As we consider patient-centered health information technology, the definition should be broadened beyond personal health records, to any technology that provides the benefits and impacts of patient access. These impacts accrue whenever the health system is accountable to those it serves, by providing them the information they generate about them, whether in paper, computer or smart card form.
- It is unclear how pervasive the conventional wisdom of the “digital divide” is, and if there are related factors that would bias toward inaction even if the data were better understood for populations studied (ethnicity, income, education)
- For populations that are less well studied (e.g. lesbian, gay, bisexual, transgender, returning soldiers), the impact of provision of access to PCHIT in safety net environments is also unknown. With limited funding available to study sexual minority populations, for example, disparities may only be exacerbated in an environment of HIT without PCHIT.

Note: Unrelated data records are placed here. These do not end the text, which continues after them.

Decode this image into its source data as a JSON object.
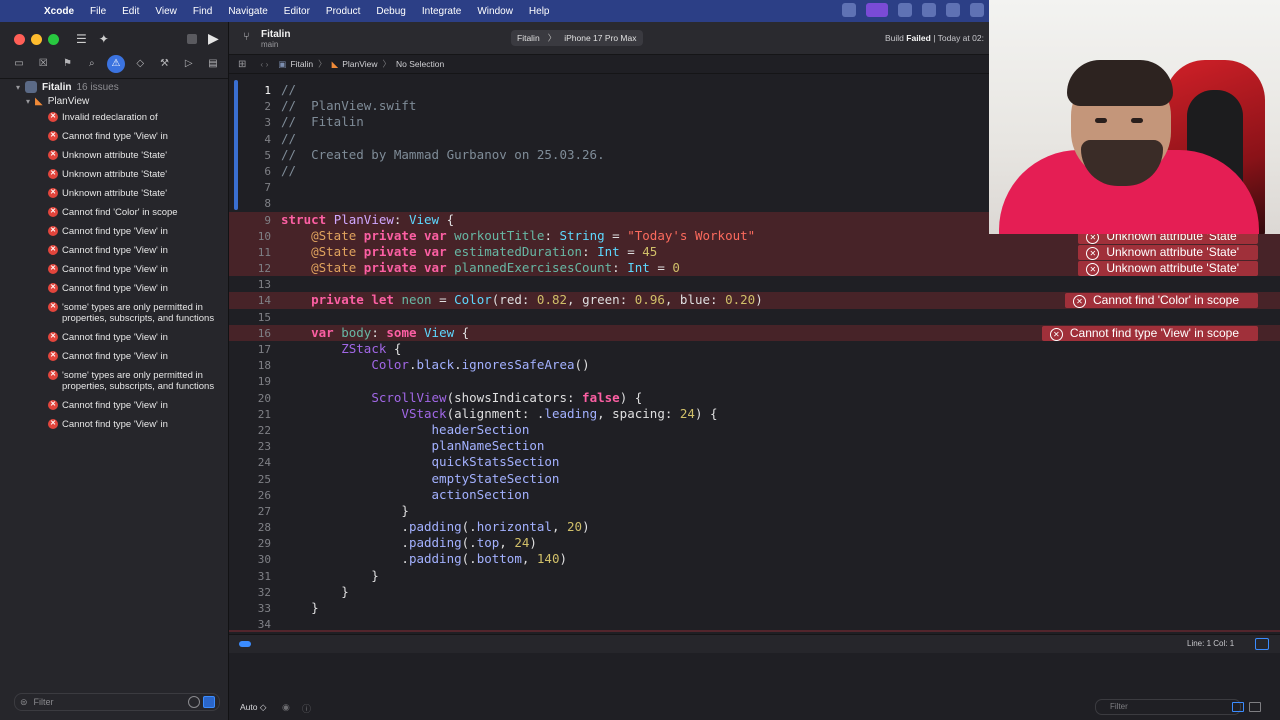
{
  "menubar": {
    "app_name": "Xcode",
    "items": [
      "File",
      "Edit",
      "View",
      "Find",
      "Navigate",
      "Editor",
      "Product",
      "Debug",
      "Integrate",
      "Window",
      "Help"
    ]
  },
  "navigator": {
    "project": {
      "name": "Fitalin",
      "issue_count": "16 issues"
    },
    "file": {
      "name": "PlanView"
    },
    "issues": [
      "Invalid redeclaration of",
      "Cannot find type 'View' in",
      "Unknown attribute 'State'",
      "Unknown attribute 'State'",
      "Unknown attribute 'State'",
      "Cannot find 'Color' in scope",
      "Cannot find type 'View' in",
      "Cannot find type 'View' in",
      "Cannot find type 'View' in",
      "Cannot find type 'View' in",
      "'some' types are only permitted in properties, subscripts, and functions",
      "Cannot find type 'View' in",
      "Cannot find type 'View' in",
      "'some' types are only permitted in properties, subscripts, and functions",
      "Cannot find type 'View' in",
      "Cannot find type 'View' in"
    ],
    "filter_placeholder": "Filter"
  },
  "toolbar": {
    "project_title": "Fitalin",
    "branch": "main",
    "scheme": "Fitalin",
    "device": "iPhone 17 Pro Max",
    "status_prefix": "Build",
    "status_state": "Failed",
    "status_suffix": "| Today at 02:"
  },
  "jumpbar": {
    "crumbs": [
      "Fitalin",
      "PlanView",
      "No Selection"
    ]
  },
  "editor": {
    "lines": [
      {
        "n": "1"
      },
      {
        "n": "2"
      },
      {
        "n": "3"
      },
      {
        "n": "4"
      },
      {
        "n": "5"
      },
      {
        "n": "6"
      },
      {
        "n": "7"
      },
      {
        "n": "8"
      },
      {
        "n": "9"
      },
      {
        "n": "10"
      },
      {
        "n": "11"
      },
      {
        "n": "12"
      },
      {
        "n": "13"
      },
      {
        "n": "14"
      },
      {
        "n": "15"
      },
      {
        "n": "16"
      },
      {
        "n": "17"
      },
      {
        "n": "18"
      },
      {
        "n": "19"
      },
      {
        "n": "20"
      },
      {
        "n": "21"
      },
      {
        "n": "22"
      },
      {
        "n": "23"
      },
      {
        "n": "24"
      },
      {
        "n": "25"
      },
      {
        "n": "26"
      },
      {
        "n": "27"
      },
      {
        "n": "28"
      },
      {
        "n": "29"
      },
      {
        "n": "30"
      },
      {
        "n": "31"
      },
      {
        "n": "32"
      },
      {
        "n": "33"
      },
      {
        "n": "34"
      }
    ],
    "errors": {
      "l10": "Unknown attribute 'State'",
      "l11": "Unknown attribute 'State'",
      "l12": "Unknown attribute 'State'",
      "l14": "Cannot find 'Color' in scope",
      "l16": "Cannot find type 'View' in scope"
    }
  },
  "debug": {
    "position": "Line: 1  Col: 1",
    "auto_label": "Auto ◇",
    "filter_placeholder": "Filter"
  },
  "colors": {
    "menubar": "#2c3f86",
    "editor_bg": "#1f1f24",
    "error_badge": "#a0303a",
    "accent": "#3b8cff",
    "keyword": "#fc5fa3",
    "string": "#fc6a5d",
    "number": "#d0bf69"
  }
}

In 2008, we are emphasizing safety net providers and vulnerable populations in PCHIT work. We are providing the technical assistance of a knowledgeable medical informaticist and patient empowerment advocate to demonstrate the impact of PCHIT in a vulnerable population. We would also like to spend some effort in packaging this data and presenting it in leadership forums. Ted Eytan did this recently for the District of Columbia Primary Care Association, where it was well received (see Presentation to DCPCA, December 18, 2007), as well as on a recent event at Urban Health Plan, in Bronx, New York (see: “We did it! Thanks Affinity Health Plan and Urban Health Plan!“)
Ways to Engage
In addition to working with health care and IT leadership on promoting PCHIT as part of HIT, it would be valuable to engage with patients themselves. In 2008, we are hoping to shadow a patient who is part of a vulnerable population as they manage chronic disease. This will most likely happen on our trip to Sonoma, California, in March, 2008.